Designing Access Controls

Add ProCurve IDM

Add ProCurve IDM

You have now selected your RADIUS servers. After choosing the EAP method (required only for the 802.1X access control method), you will be ready to finalize your security policies. Before doing so, however, you must choose how you are going to configure those policies:

On an eDirectory or OpenLDAP server using RADIUS extensions

Manually on each RADIUS server

Using IDM

This section introduces you to IDM and helps you decide whether it is your best option for configuring policies.

IDM Overview

IDM is the ProCurve solution that allows you to assign network rights based on more than user credentials: you can control when and where users can log on to the network, and you can integrate endpoint integrity into the decision process.
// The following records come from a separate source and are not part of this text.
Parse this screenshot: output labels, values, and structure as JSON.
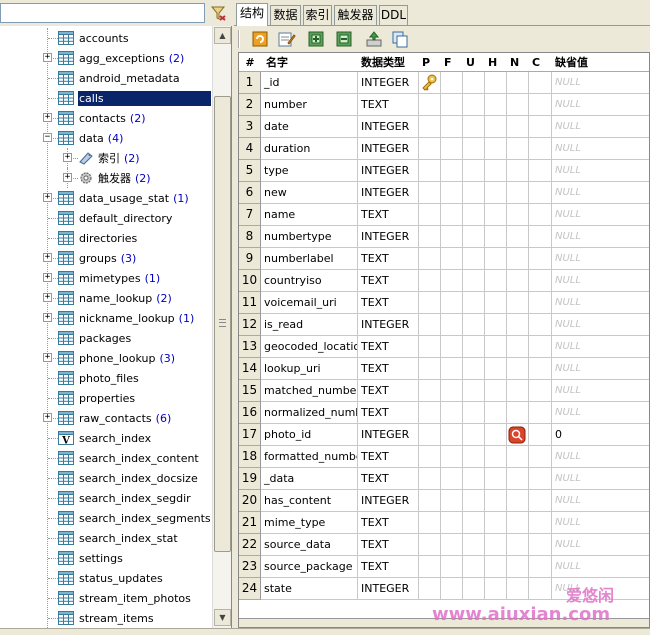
{
  "tree": {
    "items": [
      {
        "label": "accounts",
        "count": "",
        "expandable": false,
        "level": 1
      },
      {
        "label": "agg_exceptions",
        "count": "(2)",
        "expandable": true,
        "level": 1
      },
      {
        "label": "android_metadata",
        "count": "",
        "expandable": false,
        "level": 1
      },
      {
        "label": "calls",
        "count": "",
        "expandable": false,
        "level": 1,
        "selected": true
      },
      {
        "label": "contacts",
        "count": "(2)",
        "expandable": true,
        "level": 1
      },
      {
        "label": "data",
        "count": "(4)",
        "expandable": true,
        "expanded": true,
        "level": 1
      },
      {
        "label": "索引",
        "count": "(2)",
        "expandable": true,
        "level": 2,
        "icon": "index-icon"
      },
      {
        "label": "触发器",
        "count": "(2)",
        "expandable": true,
        "level": 2,
        "icon": "trigger-icon"
      },
      {
        "label": "data_usage_stat",
        "count": "(1)",
        "expandable": true,
        "level": 1
      },
      {
        "label": "default_directory",
        "count": "",
        "expandable": false,
        "level": 1
      },
      {
        "label": "directories",
        "count": "",
        "expandable": false,
        "level": 1
      },
      {
        "label": "groups",
        "count": "(3)",
        "expandable": true,
        "level": 1
      },
      {
        "label": "mimetypes",
        "count": "(1)",
        "expandable": true,
        "level": 1
      },
      {
        "label": "name_lookup",
        "count": "(2)",
        "expandable": true,
        "level": 1
      },
      {
        "label": "nickname_lookup",
        "count": "(1)",
        "expandable": true,
        "level": 1
      },
      {
        "label": "packages",
        "count": "",
        "expandable": false,
        "level": 1
      },
      {
        "label": "phone_lookup",
        "count": "(3)",
        "expandable": true,
        "level": 1
      },
      {
        "label": "photo_files",
        "count": "",
        "expandable": false,
        "level": 1
      },
      {
        "label": "properties",
        "count": "",
        "expandable": false,
        "level": 1
      },
      {
        "label": "raw_contacts",
        "count": "(6)",
        "expandable": true,
        "level": 1
      },
      {
        "label": "search_index",
        "count": "",
        "expandable": false,
        "level": 1,
        "icon": "virtual-table-icon"
      },
      {
        "label": "search_index_content",
        "count": "",
        "expandable": false,
        "level": 1
      },
      {
        "label": "search_index_docsize",
        "count": "",
        "expandable": false,
        "level": 1
      },
      {
        "label": "search_index_segdir",
        "count": "",
        "expandable": false,
        "level": 1
      },
      {
        "label": "search_index_segments",
        "count": "",
        "expandable": false,
        "level": 1
      },
      {
        "label": "search_index_stat",
        "count": "",
        "expandable": false,
        "level": 1
      },
      {
        "label": "settings",
        "count": "",
        "expandable": false,
        "level": 1
      },
      {
        "label": "status_updates",
        "count": "",
        "expandable": false,
        "level": 1
      },
      {
        "label": "stream_item_photos",
        "count": "",
        "expandable": false,
        "level": 1
      },
      {
        "label": "stream_items",
        "count": "",
        "expandable": false,
        "level": 1
      }
    ]
  },
  "tabs": [
    {
      "label": "结构",
      "active": true
    },
    {
      "label": "数据",
      "active": false
    },
    {
      "label": "索引",
      "active": false
    },
    {
      "label": "触发器",
      "active": false
    },
    {
      "label": "DDL",
      "active": false
    }
  ],
  "toolbar": {
    "buttons": [
      "refresh-icon",
      "edit-icon",
      "add-column-icon",
      "insert-column-icon",
      "move-icon",
      "copy-icon"
    ]
  },
  "grid": {
    "headers": {
      "num": "#",
      "name": "名字",
      "type": "数据类型",
      "p": "P",
      "f": "F",
      "u": "U",
      "h": "H",
      "n": "N",
      "c": "C",
      "default": "缺省值"
    },
    "null_text": "NULL",
    "rows": [
      {
        "num": "1",
        "name": "_id",
        "type": "INTEGER",
        "pk": true,
        "default": ""
      },
      {
        "num": "2",
        "name": "number",
        "type": "TEXT",
        "default": ""
      },
      {
        "num": "3",
        "name": "date",
        "type": "INTEGER",
        "default": ""
      },
      {
        "num": "4",
        "name": "duration",
        "type": "INTEGER",
        "default": ""
      },
      {
        "num": "5",
        "name": "type",
        "type": "INTEGER",
        "default": ""
      },
      {
        "num": "6",
        "name": "new",
        "type": "INTEGER",
        "default": ""
      },
      {
        "num": "7",
        "name": "name",
        "type": "TEXT",
        "default": ""
      },
      {
        "num": "8",
        "name": "numbertype",
        "type": "INTEGER",
        "default": ""
      },
      {
        "num": "9",
        "name": "numberlabel",
        "type": "TEXT",
        "default": ""
      },
      {
        "num": "10",
        "name": "countryiso",
        "type": "TEXT",
        "default": ""
      },
      {
        "num": "11",
        "name": "voicemail_uri",
        "type": "TEXT",
        "default": ""
      },
      {
        "num": "12",
        "name": "is_read",
        "type": "INTEGER",
        "default": ""
      },
      {
        "num": "13",
        "name": "geocoded_location",
        "type": "TEXT",
        "default": ""
      },
      {
        "num": "14",
        "name": "lookup_uri",
        "type": "TEXT",
        "default": ""
      },
      {
        "num": "15",
        "name": "matched_number",
        "type": "TEXT",
        "default": ""
      },
      {
        "num": "16",
        "name": "normalized_number",
        "type": "TEXT",
        "default": ""
      },
      {
        "num": "17",
        "name": "photo_id",
        "type": "INTEGER",
        "notnull": true,
        "default": "0"
      },
      {
        "num": "18",
        "name": "formatted_number",
        "type": "TEXT",
        "default": ""
      },
      {
        "num": "19",
        "name": "_data",
        "type": "TEXT",
        "default": ""
      },
      {
        "num": "20",
        "name": "has_content",
        "type": "INTEGER",
        "default": ""
      },
      {
        "num": "21",
        "name": "mime_type",
        "type": "TEXT",
        "default": ""
      },
      {
        "num": "22",
        "name": "source_data",
        "type": "TEXT",
        "default": ""
      },
      {
        "num": "23",
        "name": "source_package",
        "type": "TEXT",
        "default": ""
      },
      {
        "num": "24",
        "name": "state",
        "type": "INTEGER",
        "default": ""
      }
    ]
  },
  "watermark": {
    "text": "www.aiuxian.com",
    "cn": "爱悠闲"
  },
  "colors": {
    "selection": "#0a246a",
    "count": "#0000c0",
    "watermark": "#e070c8"
  }
}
For example, you can permit students that are enrolled in a particular physics course to have access to the supercomputer during lab hours when they log in from the lab, but at no other time and from no other location. Or you could allow HR employees access to employees’ personal information over a wireless network that enforces WPA security, but not over a wireless network that uses WEP. Finally, you can assign users with endpoints that fail to comply with security policies to a quarantine VLAN. (Refer to Chapter 1: “Access Control Concepts” for details.)

Determine If You Need IDM

You should add IDM to your network if you want to set up more flexible policies for users’ network access. This is particularly true when your network has a directory service, such as Active Directory, that does not support RADIUS settings for directory objects. The expense of adding IDM should be balanced with the reduction in IT resources devoted to managing access control policies on RADIUS servers.